Third Strategy: A pattern search framework incorporating the GPSPositiveBasis2N algorithm. This hybrid optimization paradigm synergizes WOA’s global exploration capability with pattern search’s local refinement characteristics: WOA rapidly locates potential optimal regions, while the GPSPositiveBasis2N algorithm serves as a periodic optimization module for precision local search. This collaborative “global exploration–local optimization” framework leverages the complementary advantages of both algorithms, achieving breakthrough improvements in solution quality and convergence efficiency.

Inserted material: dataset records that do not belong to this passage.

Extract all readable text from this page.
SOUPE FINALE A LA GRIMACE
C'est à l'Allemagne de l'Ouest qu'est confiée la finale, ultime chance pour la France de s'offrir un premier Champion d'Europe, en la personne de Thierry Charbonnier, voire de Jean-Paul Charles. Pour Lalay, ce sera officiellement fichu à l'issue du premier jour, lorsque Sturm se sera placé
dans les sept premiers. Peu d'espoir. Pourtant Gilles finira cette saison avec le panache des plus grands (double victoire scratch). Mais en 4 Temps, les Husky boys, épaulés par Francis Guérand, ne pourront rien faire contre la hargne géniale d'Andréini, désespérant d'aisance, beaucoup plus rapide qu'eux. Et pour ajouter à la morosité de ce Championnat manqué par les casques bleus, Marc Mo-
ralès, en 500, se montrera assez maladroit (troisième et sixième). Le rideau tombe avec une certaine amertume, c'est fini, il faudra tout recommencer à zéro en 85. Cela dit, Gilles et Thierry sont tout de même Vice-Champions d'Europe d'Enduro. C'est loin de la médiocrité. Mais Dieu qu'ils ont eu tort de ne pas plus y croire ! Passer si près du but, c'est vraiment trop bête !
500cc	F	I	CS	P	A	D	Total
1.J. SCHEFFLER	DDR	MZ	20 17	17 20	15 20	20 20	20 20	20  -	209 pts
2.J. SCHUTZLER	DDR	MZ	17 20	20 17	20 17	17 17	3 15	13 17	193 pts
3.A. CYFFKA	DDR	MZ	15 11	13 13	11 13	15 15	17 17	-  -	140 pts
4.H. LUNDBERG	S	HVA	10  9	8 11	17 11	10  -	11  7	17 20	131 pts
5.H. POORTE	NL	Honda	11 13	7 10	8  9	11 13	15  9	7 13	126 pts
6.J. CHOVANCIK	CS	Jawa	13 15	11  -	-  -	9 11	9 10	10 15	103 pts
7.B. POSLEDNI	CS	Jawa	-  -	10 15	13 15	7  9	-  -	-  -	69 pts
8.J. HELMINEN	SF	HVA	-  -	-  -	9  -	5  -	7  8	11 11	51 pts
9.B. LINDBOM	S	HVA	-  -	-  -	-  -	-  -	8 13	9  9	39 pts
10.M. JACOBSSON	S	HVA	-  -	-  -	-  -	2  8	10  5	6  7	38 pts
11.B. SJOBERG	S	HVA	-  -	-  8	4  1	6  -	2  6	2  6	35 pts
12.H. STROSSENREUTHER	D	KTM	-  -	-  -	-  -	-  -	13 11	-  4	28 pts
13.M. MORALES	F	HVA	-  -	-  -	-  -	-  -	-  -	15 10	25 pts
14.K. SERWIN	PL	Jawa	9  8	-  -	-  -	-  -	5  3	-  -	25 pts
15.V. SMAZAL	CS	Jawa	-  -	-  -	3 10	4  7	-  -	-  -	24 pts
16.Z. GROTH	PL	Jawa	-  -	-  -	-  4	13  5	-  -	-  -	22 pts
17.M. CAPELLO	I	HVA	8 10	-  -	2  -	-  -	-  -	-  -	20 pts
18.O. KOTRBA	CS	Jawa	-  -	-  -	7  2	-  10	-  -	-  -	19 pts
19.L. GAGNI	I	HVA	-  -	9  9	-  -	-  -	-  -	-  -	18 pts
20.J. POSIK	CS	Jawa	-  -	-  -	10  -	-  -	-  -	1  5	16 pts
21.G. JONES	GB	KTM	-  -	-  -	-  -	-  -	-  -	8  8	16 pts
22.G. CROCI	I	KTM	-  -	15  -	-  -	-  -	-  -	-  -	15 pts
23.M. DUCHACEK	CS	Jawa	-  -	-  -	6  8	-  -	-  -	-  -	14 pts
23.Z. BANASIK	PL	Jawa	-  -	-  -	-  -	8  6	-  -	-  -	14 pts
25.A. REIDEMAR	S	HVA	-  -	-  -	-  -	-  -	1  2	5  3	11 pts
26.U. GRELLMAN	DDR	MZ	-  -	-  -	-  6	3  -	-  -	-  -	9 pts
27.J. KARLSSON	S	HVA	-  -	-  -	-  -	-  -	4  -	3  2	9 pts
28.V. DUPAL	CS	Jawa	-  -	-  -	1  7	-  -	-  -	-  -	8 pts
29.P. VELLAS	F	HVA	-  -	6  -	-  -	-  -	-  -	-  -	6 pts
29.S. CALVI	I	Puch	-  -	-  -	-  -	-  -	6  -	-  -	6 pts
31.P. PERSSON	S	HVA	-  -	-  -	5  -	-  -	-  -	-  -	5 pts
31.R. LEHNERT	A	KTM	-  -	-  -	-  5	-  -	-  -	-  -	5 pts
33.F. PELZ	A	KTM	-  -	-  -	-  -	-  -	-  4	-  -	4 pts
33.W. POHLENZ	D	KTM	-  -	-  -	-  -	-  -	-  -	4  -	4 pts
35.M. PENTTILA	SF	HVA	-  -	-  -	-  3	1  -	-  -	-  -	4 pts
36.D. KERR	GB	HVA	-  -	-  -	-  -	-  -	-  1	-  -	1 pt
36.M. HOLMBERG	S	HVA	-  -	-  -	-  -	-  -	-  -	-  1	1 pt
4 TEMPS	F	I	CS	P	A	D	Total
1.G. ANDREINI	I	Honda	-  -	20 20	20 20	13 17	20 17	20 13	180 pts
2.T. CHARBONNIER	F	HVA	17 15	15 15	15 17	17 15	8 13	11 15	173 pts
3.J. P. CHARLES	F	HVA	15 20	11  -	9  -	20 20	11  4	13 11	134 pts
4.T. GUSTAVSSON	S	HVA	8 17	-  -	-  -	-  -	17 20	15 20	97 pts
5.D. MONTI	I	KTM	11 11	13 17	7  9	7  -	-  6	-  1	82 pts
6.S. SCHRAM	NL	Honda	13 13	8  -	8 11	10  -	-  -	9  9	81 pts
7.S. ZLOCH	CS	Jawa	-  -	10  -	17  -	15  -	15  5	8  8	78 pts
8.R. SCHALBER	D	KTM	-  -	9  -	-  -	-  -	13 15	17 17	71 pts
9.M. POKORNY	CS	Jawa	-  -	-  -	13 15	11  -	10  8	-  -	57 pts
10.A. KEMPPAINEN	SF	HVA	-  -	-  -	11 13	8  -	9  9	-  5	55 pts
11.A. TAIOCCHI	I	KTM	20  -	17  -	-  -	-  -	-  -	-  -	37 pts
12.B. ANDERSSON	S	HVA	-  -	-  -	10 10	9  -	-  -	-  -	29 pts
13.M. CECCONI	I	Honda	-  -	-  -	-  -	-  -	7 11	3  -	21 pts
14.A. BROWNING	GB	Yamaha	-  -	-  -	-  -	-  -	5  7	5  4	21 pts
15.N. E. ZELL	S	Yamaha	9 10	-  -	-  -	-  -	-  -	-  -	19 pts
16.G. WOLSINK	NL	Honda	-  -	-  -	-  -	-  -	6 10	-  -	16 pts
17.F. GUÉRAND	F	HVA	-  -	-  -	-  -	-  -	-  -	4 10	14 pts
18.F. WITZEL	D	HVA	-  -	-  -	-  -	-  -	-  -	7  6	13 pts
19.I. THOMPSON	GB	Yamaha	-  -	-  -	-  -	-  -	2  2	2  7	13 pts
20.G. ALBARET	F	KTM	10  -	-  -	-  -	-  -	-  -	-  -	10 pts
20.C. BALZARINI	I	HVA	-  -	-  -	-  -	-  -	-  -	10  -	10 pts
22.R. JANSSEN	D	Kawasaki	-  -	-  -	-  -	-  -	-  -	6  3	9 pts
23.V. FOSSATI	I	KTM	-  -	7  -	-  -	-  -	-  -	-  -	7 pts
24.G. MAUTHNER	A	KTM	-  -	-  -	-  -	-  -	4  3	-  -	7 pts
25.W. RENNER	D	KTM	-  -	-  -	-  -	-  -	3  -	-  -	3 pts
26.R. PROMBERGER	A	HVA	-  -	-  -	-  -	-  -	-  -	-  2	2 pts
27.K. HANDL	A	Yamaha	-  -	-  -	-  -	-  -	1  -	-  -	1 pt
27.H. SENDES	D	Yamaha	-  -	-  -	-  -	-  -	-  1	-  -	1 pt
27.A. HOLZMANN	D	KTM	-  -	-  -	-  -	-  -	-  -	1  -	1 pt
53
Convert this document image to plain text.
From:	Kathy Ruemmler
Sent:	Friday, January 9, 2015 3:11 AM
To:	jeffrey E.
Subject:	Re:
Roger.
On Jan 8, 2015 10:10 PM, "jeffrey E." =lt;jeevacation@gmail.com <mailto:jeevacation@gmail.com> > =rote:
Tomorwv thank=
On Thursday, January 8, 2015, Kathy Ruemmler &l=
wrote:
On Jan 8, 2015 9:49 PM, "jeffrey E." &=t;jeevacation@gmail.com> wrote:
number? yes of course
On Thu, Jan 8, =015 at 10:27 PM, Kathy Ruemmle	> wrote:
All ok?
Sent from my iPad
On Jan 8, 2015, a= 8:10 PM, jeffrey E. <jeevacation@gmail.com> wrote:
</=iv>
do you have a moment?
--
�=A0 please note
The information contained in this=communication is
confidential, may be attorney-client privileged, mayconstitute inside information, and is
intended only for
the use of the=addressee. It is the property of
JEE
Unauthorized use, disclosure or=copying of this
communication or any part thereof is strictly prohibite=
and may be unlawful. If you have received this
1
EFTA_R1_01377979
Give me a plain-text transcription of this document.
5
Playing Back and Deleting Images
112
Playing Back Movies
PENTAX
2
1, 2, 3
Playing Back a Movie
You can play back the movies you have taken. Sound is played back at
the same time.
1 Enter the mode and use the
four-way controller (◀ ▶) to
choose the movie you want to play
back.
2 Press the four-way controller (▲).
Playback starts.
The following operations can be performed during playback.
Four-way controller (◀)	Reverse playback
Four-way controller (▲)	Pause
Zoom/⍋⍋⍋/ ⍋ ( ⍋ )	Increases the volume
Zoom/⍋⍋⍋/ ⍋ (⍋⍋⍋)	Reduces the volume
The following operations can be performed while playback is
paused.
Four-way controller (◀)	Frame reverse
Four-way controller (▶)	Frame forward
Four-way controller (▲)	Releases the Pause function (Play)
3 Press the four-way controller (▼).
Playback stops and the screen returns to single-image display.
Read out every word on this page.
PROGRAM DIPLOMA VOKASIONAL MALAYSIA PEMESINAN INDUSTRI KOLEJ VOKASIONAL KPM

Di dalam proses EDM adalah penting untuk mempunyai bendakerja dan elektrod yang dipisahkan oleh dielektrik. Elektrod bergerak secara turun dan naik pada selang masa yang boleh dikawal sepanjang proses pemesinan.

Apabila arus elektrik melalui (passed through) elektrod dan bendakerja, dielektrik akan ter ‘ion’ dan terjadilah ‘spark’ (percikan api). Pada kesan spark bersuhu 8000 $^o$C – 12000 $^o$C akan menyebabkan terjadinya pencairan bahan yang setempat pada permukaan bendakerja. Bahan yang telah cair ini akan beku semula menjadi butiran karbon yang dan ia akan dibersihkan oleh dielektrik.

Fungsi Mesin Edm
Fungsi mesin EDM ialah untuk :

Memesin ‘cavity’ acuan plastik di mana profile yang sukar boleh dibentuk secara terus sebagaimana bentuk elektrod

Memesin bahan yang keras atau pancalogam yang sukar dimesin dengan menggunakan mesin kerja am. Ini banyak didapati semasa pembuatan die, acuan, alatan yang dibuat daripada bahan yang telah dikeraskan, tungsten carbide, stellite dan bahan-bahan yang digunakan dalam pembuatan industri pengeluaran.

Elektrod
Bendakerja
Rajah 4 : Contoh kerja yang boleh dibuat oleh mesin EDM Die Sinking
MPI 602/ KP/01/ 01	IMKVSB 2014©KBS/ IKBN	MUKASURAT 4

To comprehensively evaluate the efficacy of the ImWOA, this study employs the CEC2017 benchmark suite for multi-dimensional validation. The experimental design establishes a dual comparison framework: a horizontal comparison with the original WOA and eight state-of-the-art metaheuristic algorithms, alongside a vertical benchmark against five advanced WOA variants. Results demonstrate ImWOA’s exceptional optimization capabilities: in 30-dimensional testing, it achieves optimal mean solutions for 20 out of 29 benchmark functions; when scaling to 100-dimensional problems, it attains leading mean values for 26 of 29 tests. Particularly noteworthy is its first-place ranking in solving the 3D-TSP—a representative combinatorial optimization challenge. These experiments collectively verify that ImWOA not only exhibits superior performance in theoretical benchmarks but also effectively addresses real-world complex optimization problems, highlighting its robust multi-scenario adaptability and broad application potential.

Although ImWOA has demonstrated outstanding optimization performance, its further in-depth research still holds abundant possibilities. Future work will focus on three dimensions as follows:

First, deepening theoretical mechanisms, establishing a rigorous mathematical framework to analyze the convergence proof of ImWOA.

Second, expanding heterogeneous computing paradigms, exploring integration pathways between ImWOA and cutting-edge technologies such as Graph Neural Networks and quantum computing, thereby constructing a cross-modal optimization framework for high-dimensional complex problems.

Third, building industrial-grade application ecosystems, for typical scenarios including dynamic scheduling in smart manufacturing and real-time load allocation in smart grids, developing specialized algorithm engines, and establishing open-source platforms to promote industry–academia–research collaborative innovation.

These explorations will propel ImWOA’s evolution from algorithmic innovation into a universal intelligent optimization infrastructure.